What do Greece, Venezuela and California have in common?

Sadly, it is that they are all in the top ten list of the most likely bond defaults in the market at present. The people at Credit Market Analysts have compiled the list (below) and the CPD (Cumulative Probability of Default) for the State of California currently places them in the top ten.

This is the first time that the State of California has featured in the list, and it could present some fairly unhappy news for the state which is in the top ten economies in the world. The state is responsible for 13% of the USA’s GDP and historically their Gross State Product was over $1.8 trillion.

A default by California isn’t the same thing as New York’s default in 1975 because that wasn’t New York State it was New York City and the default never materialised, rather they came about as close as you can get to a default without it actually happening. It was only prevented by the Unions, and while this may seem noble, one must remember that union members are amongst the largest beneficiaries of the City of New York so it was an investment in their own future.

The world was a different place back in the 70’s, there was such a thing as austerity, Gerald Ford said that New York’s spending was an ‘insidious disease’ and that there would be no bail-outs for the city, the Federal responsibility would only be for essential services – which may not have included schools. Ford promised to veto any bill supporting a bail out.

If California defaults they will end up aiming to get the money from businesses (which will perhaps cause a net outflow of companies to other jurisdictions) and the wealthy (of whom the top 3% already pay 60% of the states income taxes), but at a time when incomes are slumping and companies are struggling to survive that might not work out. They’ll need to find the money somewhere though because they can’t opt out easily.

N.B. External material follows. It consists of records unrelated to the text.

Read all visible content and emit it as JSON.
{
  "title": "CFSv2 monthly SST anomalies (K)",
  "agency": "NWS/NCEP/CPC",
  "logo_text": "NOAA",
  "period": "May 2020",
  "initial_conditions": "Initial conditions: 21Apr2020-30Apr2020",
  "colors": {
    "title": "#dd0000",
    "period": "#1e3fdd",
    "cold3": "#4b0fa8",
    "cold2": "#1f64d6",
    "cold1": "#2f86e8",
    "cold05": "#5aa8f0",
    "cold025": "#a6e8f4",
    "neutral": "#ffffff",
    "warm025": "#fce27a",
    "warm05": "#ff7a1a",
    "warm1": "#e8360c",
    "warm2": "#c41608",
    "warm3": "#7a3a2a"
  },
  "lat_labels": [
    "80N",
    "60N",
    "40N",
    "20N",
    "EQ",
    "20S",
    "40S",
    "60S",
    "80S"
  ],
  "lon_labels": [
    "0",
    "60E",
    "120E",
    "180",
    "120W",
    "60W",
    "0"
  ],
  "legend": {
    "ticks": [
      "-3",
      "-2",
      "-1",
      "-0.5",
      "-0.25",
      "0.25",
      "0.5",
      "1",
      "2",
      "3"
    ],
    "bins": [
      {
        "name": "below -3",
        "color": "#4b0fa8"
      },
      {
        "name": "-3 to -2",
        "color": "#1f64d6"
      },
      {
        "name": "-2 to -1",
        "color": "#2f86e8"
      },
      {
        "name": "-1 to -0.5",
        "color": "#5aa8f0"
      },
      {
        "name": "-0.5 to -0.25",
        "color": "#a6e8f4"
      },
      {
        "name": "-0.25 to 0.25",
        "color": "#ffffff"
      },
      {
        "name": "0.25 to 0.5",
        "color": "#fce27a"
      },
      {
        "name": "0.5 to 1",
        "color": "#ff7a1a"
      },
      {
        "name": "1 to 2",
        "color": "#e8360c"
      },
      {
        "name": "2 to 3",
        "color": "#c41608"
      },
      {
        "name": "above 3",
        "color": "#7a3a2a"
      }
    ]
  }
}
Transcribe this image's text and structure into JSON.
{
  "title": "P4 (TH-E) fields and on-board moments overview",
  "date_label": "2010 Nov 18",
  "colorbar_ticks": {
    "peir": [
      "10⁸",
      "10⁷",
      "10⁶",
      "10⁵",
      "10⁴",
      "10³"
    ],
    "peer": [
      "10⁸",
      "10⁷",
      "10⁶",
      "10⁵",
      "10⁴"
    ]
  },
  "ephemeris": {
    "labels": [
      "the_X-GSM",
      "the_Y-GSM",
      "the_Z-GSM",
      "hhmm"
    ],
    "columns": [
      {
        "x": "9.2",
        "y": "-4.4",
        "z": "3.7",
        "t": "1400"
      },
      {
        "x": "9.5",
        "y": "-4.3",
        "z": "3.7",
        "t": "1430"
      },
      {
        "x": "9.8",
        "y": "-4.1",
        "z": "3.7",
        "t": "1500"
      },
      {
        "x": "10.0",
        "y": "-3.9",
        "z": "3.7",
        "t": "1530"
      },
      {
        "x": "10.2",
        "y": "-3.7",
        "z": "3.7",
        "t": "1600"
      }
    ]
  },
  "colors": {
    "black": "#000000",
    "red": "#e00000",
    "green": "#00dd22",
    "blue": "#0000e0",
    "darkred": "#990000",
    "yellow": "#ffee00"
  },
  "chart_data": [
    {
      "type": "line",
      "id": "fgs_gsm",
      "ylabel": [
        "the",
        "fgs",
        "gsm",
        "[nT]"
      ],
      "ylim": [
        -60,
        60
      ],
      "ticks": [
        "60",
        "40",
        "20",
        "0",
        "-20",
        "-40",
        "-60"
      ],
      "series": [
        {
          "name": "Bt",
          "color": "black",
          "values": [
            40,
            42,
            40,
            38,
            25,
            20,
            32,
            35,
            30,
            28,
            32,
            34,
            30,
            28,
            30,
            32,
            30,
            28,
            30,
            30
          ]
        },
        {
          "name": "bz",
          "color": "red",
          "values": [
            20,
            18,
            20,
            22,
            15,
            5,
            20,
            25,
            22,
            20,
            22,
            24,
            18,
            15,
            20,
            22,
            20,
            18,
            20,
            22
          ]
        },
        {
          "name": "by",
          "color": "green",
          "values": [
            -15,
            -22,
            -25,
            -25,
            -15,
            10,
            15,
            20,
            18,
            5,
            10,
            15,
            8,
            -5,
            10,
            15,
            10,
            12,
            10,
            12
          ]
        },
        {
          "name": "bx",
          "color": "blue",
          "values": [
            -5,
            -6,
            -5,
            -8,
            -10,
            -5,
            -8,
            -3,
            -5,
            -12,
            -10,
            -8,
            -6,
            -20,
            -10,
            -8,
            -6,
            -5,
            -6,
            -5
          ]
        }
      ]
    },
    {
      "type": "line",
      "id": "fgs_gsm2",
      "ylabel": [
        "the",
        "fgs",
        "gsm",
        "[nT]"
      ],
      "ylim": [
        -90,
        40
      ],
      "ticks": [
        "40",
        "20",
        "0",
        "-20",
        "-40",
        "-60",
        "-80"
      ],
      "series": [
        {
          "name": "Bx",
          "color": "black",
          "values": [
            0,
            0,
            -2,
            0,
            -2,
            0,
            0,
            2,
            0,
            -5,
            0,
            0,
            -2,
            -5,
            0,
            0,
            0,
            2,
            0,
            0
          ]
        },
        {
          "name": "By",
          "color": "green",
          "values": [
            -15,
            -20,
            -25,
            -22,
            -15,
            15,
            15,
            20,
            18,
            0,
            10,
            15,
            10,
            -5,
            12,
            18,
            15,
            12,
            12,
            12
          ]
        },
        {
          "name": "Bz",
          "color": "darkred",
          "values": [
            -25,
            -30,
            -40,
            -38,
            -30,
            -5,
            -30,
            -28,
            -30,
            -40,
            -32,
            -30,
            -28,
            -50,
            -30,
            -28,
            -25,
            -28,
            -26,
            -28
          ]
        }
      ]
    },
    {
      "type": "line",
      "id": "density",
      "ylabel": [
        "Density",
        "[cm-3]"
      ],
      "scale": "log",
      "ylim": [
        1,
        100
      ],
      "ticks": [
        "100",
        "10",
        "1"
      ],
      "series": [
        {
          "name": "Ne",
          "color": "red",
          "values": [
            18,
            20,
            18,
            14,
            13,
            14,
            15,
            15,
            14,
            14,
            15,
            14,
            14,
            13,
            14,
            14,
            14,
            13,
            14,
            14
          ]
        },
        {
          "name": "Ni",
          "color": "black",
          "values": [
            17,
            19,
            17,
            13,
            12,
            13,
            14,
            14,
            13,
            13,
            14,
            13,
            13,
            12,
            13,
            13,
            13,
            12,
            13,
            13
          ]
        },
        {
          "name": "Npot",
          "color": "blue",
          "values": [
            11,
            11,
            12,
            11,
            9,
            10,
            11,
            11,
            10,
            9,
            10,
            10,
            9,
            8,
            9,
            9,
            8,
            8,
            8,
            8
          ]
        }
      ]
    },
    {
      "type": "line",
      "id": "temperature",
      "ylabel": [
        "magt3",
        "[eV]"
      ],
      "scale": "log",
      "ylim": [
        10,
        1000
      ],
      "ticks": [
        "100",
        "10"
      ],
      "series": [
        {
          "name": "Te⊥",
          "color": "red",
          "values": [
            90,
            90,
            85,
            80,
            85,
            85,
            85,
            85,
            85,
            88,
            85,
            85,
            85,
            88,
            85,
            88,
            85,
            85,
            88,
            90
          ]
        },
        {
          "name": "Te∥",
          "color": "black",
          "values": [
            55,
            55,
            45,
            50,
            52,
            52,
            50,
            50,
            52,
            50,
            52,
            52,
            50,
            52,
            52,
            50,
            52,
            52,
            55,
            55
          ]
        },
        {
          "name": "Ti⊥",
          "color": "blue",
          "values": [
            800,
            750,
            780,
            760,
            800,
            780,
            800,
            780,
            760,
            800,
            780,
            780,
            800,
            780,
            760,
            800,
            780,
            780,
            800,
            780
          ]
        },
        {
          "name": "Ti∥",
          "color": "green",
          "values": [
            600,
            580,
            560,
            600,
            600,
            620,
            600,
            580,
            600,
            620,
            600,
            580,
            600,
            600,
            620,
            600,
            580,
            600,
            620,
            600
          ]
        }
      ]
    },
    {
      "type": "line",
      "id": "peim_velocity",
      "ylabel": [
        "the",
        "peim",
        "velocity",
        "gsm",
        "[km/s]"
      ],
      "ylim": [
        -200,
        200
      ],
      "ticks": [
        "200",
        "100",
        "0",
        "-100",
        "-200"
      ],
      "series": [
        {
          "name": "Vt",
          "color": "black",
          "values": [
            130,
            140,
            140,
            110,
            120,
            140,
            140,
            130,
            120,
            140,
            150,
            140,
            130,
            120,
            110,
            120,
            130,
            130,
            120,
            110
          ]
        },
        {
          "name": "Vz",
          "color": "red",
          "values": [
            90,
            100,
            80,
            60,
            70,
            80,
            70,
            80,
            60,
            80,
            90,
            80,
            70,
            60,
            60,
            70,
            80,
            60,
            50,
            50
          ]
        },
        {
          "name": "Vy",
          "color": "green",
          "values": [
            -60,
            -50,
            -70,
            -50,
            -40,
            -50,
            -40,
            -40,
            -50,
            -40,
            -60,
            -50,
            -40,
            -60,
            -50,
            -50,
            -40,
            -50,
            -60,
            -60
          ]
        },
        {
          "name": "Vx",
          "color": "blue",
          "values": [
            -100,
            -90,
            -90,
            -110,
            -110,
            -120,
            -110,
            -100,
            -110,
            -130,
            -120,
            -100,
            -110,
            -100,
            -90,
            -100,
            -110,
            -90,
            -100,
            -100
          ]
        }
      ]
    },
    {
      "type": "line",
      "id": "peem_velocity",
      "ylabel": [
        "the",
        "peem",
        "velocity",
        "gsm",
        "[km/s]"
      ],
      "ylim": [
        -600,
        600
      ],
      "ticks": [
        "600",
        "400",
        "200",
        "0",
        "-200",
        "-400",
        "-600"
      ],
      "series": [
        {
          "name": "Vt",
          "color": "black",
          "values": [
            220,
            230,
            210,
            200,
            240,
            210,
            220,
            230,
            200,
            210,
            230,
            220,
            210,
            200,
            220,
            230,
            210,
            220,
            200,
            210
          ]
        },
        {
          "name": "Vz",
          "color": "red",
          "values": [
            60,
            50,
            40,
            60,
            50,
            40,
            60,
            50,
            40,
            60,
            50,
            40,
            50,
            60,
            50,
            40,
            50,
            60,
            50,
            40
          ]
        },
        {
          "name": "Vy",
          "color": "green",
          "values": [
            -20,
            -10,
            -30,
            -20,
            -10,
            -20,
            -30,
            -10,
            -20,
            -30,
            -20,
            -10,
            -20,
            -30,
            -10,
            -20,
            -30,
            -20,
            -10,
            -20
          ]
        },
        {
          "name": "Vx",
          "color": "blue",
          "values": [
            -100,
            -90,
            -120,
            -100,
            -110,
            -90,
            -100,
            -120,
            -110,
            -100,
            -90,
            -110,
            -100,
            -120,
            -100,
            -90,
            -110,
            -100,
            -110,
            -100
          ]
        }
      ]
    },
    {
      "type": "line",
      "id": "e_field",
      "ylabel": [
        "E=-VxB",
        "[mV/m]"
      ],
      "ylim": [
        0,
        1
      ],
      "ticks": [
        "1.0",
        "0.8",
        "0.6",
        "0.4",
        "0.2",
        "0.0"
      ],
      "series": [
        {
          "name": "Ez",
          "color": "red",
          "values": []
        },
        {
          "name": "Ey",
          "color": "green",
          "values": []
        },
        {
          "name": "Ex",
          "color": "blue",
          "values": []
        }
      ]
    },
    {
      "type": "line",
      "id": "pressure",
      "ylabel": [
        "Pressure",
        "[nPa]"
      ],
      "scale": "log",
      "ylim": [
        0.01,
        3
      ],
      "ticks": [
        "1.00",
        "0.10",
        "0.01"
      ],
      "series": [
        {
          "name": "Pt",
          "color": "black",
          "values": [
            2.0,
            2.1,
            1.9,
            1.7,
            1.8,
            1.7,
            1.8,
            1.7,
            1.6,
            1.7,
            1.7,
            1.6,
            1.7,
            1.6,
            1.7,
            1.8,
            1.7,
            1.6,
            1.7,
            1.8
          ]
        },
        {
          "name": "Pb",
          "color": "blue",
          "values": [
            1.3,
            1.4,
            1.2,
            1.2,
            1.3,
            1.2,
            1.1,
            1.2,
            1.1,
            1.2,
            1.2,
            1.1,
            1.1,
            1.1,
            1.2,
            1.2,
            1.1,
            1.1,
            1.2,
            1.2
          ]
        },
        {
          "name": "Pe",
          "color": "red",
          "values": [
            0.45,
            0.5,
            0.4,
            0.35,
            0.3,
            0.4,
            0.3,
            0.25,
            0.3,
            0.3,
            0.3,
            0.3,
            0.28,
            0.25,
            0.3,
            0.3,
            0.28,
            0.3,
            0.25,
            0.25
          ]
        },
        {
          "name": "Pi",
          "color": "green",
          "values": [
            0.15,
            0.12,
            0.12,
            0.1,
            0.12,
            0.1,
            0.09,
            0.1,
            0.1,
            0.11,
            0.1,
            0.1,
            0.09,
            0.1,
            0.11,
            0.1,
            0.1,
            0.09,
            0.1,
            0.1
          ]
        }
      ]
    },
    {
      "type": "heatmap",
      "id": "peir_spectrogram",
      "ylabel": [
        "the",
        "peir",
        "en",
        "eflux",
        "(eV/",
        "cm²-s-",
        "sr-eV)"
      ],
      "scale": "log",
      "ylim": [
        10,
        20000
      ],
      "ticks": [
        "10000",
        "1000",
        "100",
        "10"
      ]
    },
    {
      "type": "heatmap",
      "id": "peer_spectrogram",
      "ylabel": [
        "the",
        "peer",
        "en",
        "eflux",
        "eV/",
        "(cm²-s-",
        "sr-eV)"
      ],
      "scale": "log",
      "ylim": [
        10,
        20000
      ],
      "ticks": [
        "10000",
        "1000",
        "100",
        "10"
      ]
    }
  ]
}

The California Constitution mandates that state tax revenue must go first to pay education costs, and second to repay general-obligation bond debt. All other expenses are subordinate to those two. Imagine what that means? It means all unfunded liabilities, state employee wages (minus teachers who are part of the education spend) and everything else will be in line after the bond holders and schools.

Here are some of the highlights of Ford’s speech “When New York City now asks the rest of the county to guarantee its bills, it can be no surprise that many other Americans ask why? Why, they ask, should they support advantages in New York that they have not been able to afford for their own communities? Why, they ask, should all the working people of this county be forced to rescue those who bankrolled New York City’s policies for so long – the large investors and big banks?”

It doesn’t sound entirely dissimilar to the sentiment we hear today regarding our own banks and bank bond holders.